The Brazilian Senate on Tuesday approved a constitutional amendment to freeze social spending by the Brazilian government for 20 years — allowing it to rise only in tandem with inflation. The government says such a dramatic measure is necessary to get the country’s recession-bound economy back on track and gain control over public debt, which has grown sharply in recent years.
With tough fiscal measures such as the amendment, “everyone will be able to project the numbers,” Finance Minister Henrique Meirelles said in an interview in June with the Financial Times. “A lot of the uncertainty is coming down.”
Critics call the amendment draconian.
Many countries around the world, from Greece to Singapore, have adopted strict austerity measures and fixed budgets for short periods, but it’s hard to think of another nation that has imposed such a long freeze. Philip Alston, the U.N. special rapporteur on extreme poverty and human rights, told a Brazilian newspaper this week that if the amendment is passed, “an entire future generation is condemned.” It was approved 53 to 16.
The amendment, called PEC 55, caps public spending on health care, education and social security, which had been priorities of the Workers Party that governed for the past 13 years. It limits government social spending to current levels adjusted for inflation over the next two decades, with a presidential revision available after 10 years. The country’s inflation rate currently hovers around 8 percent.

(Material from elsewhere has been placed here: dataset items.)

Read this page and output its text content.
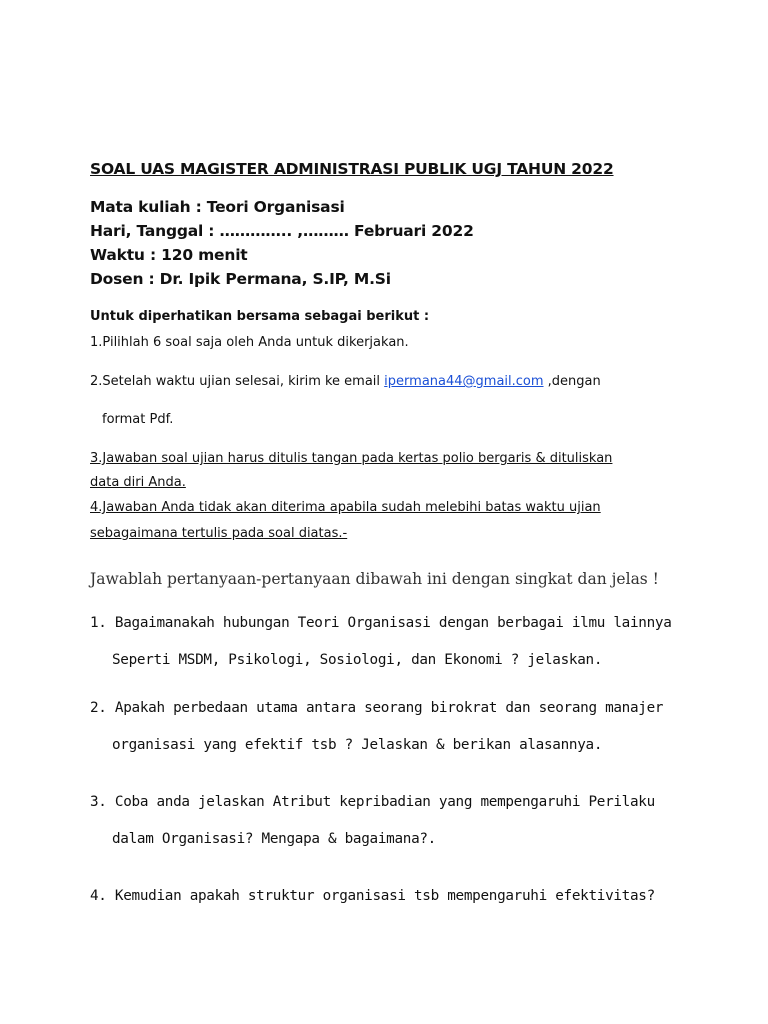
SOAL UAS MAGISTER ADMINISTRASI PUBLIK UGJ TAHUN 2022
Mata kuliah : Teori Organisasi
Hari, Tanggal : ………….. ,……… Februari 2022
Waktu : 120 menit
Dosen : Dr. Ipik Permana, S.IP, M.Si
Untuk diperhatikan bersama sebagai berikut :
1.Pilihlah 6 soal saja oleh Anda untuk dikerjakan.
2.Setelah waktu ujian selesai, kirim ke email ipermana44@gmail.com ,dengan
format Pdf.
3.Jawaban soal ujian harus ditulis tangan pada kertas polio bergaris & dituliskan
data diri Anda.
4.Jawaban Anda tidak akan diterima apabila sudah melebihi batas waktu ujian
sebagaimana tertulis pada soal diatas.-
Jawablah pertanyaan-pertanyaan dibawah ini dengan singkat dan jelas !
1. Bagaimanakah hubungan Teori Organisasi dengan berbagai ilmu lainnya
Seperti MSDM, Psikologi, Sosiologi, dan Ekonomi ? jelaskan.
2. Apakah perbedaan utama antara seorang birokrat dan seorang manajer
organisasi yang efektif tsb ? Jelaskan & berikan alasannya.
3. Coba anda jelaskan Atribut kepribadian yang mempengaruhi Perilaku
dalam Organisasi? Mengapa & bagaimana?.
4. Kemudian apakah struktur organisasi tsb mempengaruhi efektivitas?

Last week, Alston sounded the alarm about the amendment’s potential impact, calling the proposal “a radical measure, lacking in all nuance and compassion.” In a statement, he warned: “It is completely inappropriate to freeze only social expenditure and to tie the hands of all future governments for another two decades. If this amendment is adopted it will place Brazil in a socially retrogressive category all of its own.”
The amendment is a major victory for President Michel Temer, who took office in August after the impeachment of his predecessor, Dilma Rousseff, on charges of budget irregularities. In addition to the severe recession, Brazil has suffered from political turmoil, as scores of politicians and prominent business executives have been targeted by judicial investigations into corruption.
The severity of the spending cap, particularly its potential impact on the country’s education and health systems, has drawn repeated protests in Brazil.
Scholars including Leticia Marteleto, an associate professor of sociology at the University of Texas who studies the Brazilian education system, fear that the spending cap will widen the gulf in Brazil’s educational system, harming the poorest students.
Brazilian congressman Marcos Rogério could not disagree more. The lawmaker from the Democratic Party, which is part of the center-right governing coalition, noted that the measure establishes a floor for social spending, preventing future governments from making deep cuts.
“Education doesn’t lose with this amendment, it wins,” he said. He argued that the protests are a result of the government’s lack of communication about the amendment.
Gustavo Azenha, director of the Lemann Center for Brazilian Studies at Columbia University, said the amendment appears to be an effort by the new administration to prove to international investors that Brazil is making a long-term commitment to balancing its budget. But the 20-year period could also limit the ability of future leftist governments to change policies.
Alston, the U.N. special rapporteur, expressed doubts about the government’s goals. “In the long-term,” he said in his statement, “there is no empirical evidence to suggest that these measures will achieve the objectives suggested by the government.”